Bana göre Chávez’in en önemli mirası ikinci alternatifi tercih etmiş olmasıdır. Bu alternatifin adını koymak için, olumsuz çağrışımlar da edinmiş olmasına rağmen, sosyalizm kelimesini yeniden kullanmayı tercih etti. Aynı zamanda kelimeyi 20. yüzyılda uygulanan Sovyet sosyalizminden ayrıştırmak amacıyla bunun 21. yüzyılın sosyalizmi olduğunu vurguladı. Chávez, partiyi bürokratikleştiren ve sıradan sıradan halkın öznelik rolünü ortadan kaldıran “Stalinist sapma” ya da işçilerin işletmeleri kendilerinin yönetmesinden ziyade devlet mülkiyetine vurgu yapan devlet kapitalizmi gibi “geçmişteki hatalara düşülmemesi” konusunda da uyardı.
Chávez, sosyalizmi eşitliğin, özgürlüğün, gerçek ve derinlemesine bir demokrasinin hüküm sürdüğü, halkın özne olduğu yeni bir kolektif hayat ve kârı değil insanı merkeze koyan bir ekonomik sistem ve de yaşamak eyleminin sahip olmak eyleminden öncelikli olduğu, çoğulcu, anti-tüketicilikçi bir kültür olarak kavrıyordu.

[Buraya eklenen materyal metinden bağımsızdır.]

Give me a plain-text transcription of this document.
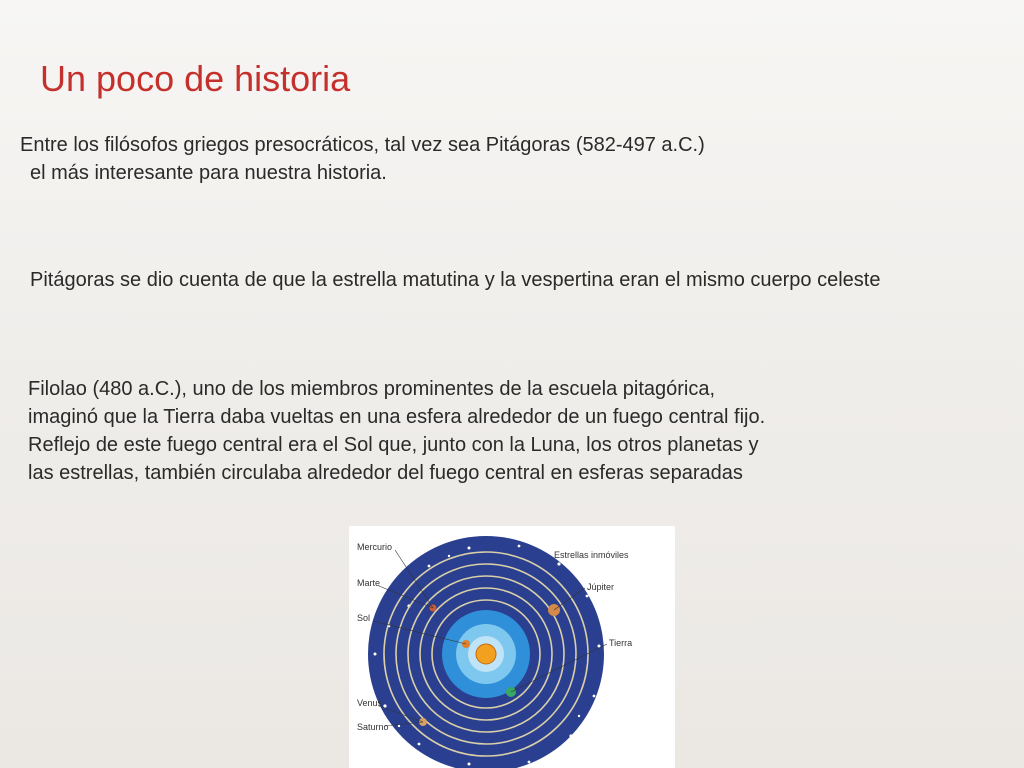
Un poco de historia
Entre los filósofos griegos presocráticos, tal vez sea Pitágoras (582-497 a.C.)
el más interesante para nuestra historia.
Pitágoras se dio cuenta de que la estrella matutina y la vespertina eran el mismo cuerpo celeste
Filolao (480 a.C.), uno de los miembros prominentes de la escuela pitagórica,
imaginó que la Tierra daba vueltas en una esfera alrededor de un fuego central fijo.
Reflejo de este fuego central era el Sol que, junto con la Luna, los otros planetas y
las estrellas, también circulaba alrededor del fuego central en esferas separadas
Mercurio
Marte
Sol
Venus
Saturno
Estrellas inmóviles
Júpiter
Tierra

Chávez, Mariátegui gibi, 21. yüzyıl sosyalizminin bir “karbon kopya” olamayacağını; Bolivarcı, Hıristiyan, Robinsoncu[1], Amerikan-yerlisi bir sosyalizmden söz ettiği “kahramanca bir yaradılış” olması gerektiğini düşündü.
Sıradan halkın özneliğinin gerekliliği Venezüellalı başkanın son konuşmalarında sürekli tekrarlanan bir tema. Bu unsur kendi demokratik sosyalizm önermesini diğerlerinin önermelerinden farklı kılıyor. Her katmanda özne olarak katılım, insanların özgüven kazanmalarını ve geliştirmelerini mümkün kılan şeydir ki bu da insan olarak kendilerini gerçekleştirmeleri demektir.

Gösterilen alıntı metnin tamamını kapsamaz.